Their opinions have been positive, but had not made any decisions to sell their 4RTs. syspig as reviewed in his post continues to sing it's praises. I hope to get a try on it in the next couple weeks.

Say when, Art!

I've now got about 10 hours on the 200, including my first trials event. Ran Sportsman, doing roughly 50% Novice and 50% Intermediate lines. Heavy rain and lots of soupy mud, 38 for the day, and I've zero doubt I'd have scored 15+ higher on the 4RT.

Every time I go out on it I get better, and the advancements are not subtle. It's so incredibly confidence inspiring for me compared to my 4RT, and that's led to much less hesitation when trying new things. Basically, when in doubt - point it, get the front end light and it does what I want it to. I just don't fight it as much. Anything that involves lofting the front wheel is especially easier for me. I never had any trouble getting the front wheel up on the 4RT - but for whatever reason, it was far more difficult for me to control when doing so. 

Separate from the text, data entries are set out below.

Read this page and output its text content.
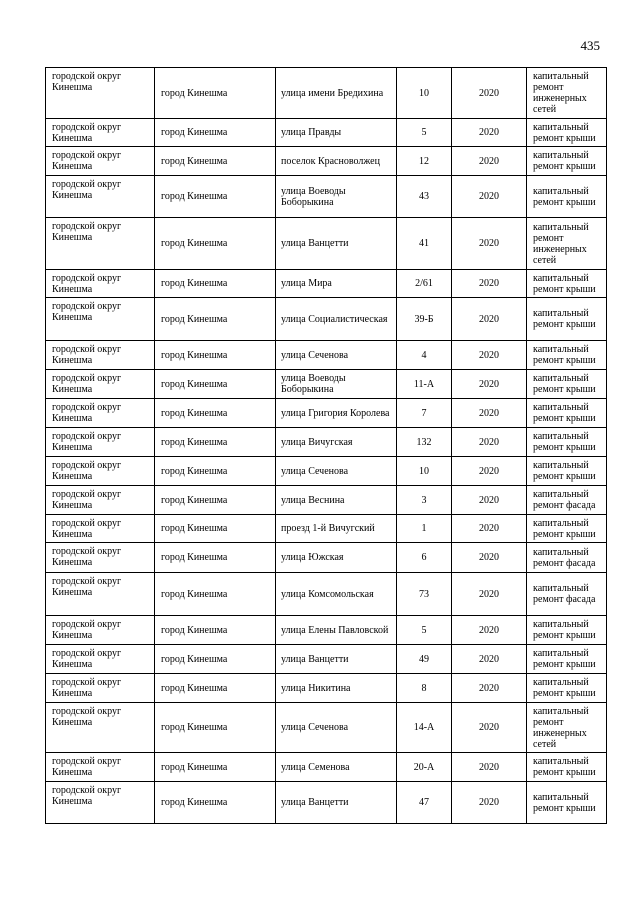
435
городской округ Кинешма	город Кинешма	улица имени Бредихина	10	2020	капитальный ремонт инженерных сетей
городской округ Кинешма	город Кинешма	улица Правды	5	2020	капитальный ремонт крыши
городской округ Кинешма	город Кинешма	поселок Красноволжец	12	2020	капитальный ремонт крыши
городской округ Кинешма	город Кинешма	улица Воеводы Боборыкина	43	2020	капитальный ремонт крыши
городской округ Кинешма	город Кинешма	улица Ванцетти	41	2020	капитальный ремонт инженерных сетей
городской округ Кинешма	город Кинешма	улица Мира	2/61	2020	капитальный ремонт крыши
городской округ Кинешма	город Кинешма	улица Социалистическая	39-Б	2020	капитальный ремонт крыши
городской округ Кинешма	город Кинешма	улица Сеченова	4	2020	капитальный ремонт крыши
городской округ Кинешма	город Кинешма	улица Воеводы Боборыкина	11-А	2020	капитальный ремонт крыши
городской округ Кинешма	город Кинешма	улица Григория Королева	7	2020	капитальный ремонт крыши
городской округ Кинешма	город Кинешма	улица Вичугская	132	2020	капитальный ремонт крыши
городской округ Кинешма	город Кинешма	улица Сеченова	10	2020	капитальный ремонт крыши
городской округ Кинешма	город Кинешма	улица Веснина	3	2020	капитальный ремонт фасада
городской округ Кинешма	город Кинешма	проезд 1-й Вичугский	1	2020	капитальный ремонт крыши
городской округ Кинешма	город Кинешма	улица Южская	6	2020	капитальный ремонт фасада
городской округ Кинешма	город Кинешма	улица Комсомольская	73	2020	капитальный ремонт фасада
городской округ Кинешма	город Кинешма	улица Елены Павловской	5	2020	капитальный ремонт крыши
городской округ Кинешма	город Кинешма	улица Ванцетти	49	2020	капитальный ремонт крыши
городской округ Кинешма	город Кинешма	улица Никитина	8	2020	капитальный ремонт крыши
городской округ Кинешма	город Кинешма	улица Сеченова	14-А	2020	капитальный ремонт инженерных сетей
городской округ Кинешма	город Кинешма	улица Семенова	20-А	2020	капитальный ремонт крыши
городской округ Кинешма	город Кинешма	улица Ванцетти	47	2020	капитальный ремонт крыши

What's interesting though, is as Art mentioned - people certainly have their preferences. While there's some pretty universal praise for certain aspects of the bike, not all who have been on it were as taken with it as I have been. Both of my buds who have have ridden their 4RT's for a couple years spoke highly of the power delivery and clutch. Both of them immediately noticed how much lighter and responsive it is compared to their Montesas, but one of them didn't really consider that a positive. He actually preferred the added weight on his 4RT, saying he felt more "planted" when riding it. He also preferred the geometry and ergos of his 4RT, but admitted that could simply be familiarity. Another of my riding pals has relatively little time on trials bikes, but plenty of riding experience. He, like me, can't find anything he likes better on the Montesa.

So, perhaps unexpectedly - it's a chocolate and vanilla kind of thing. I'd certainly encourage anyone who has the chance to swing a leg over one.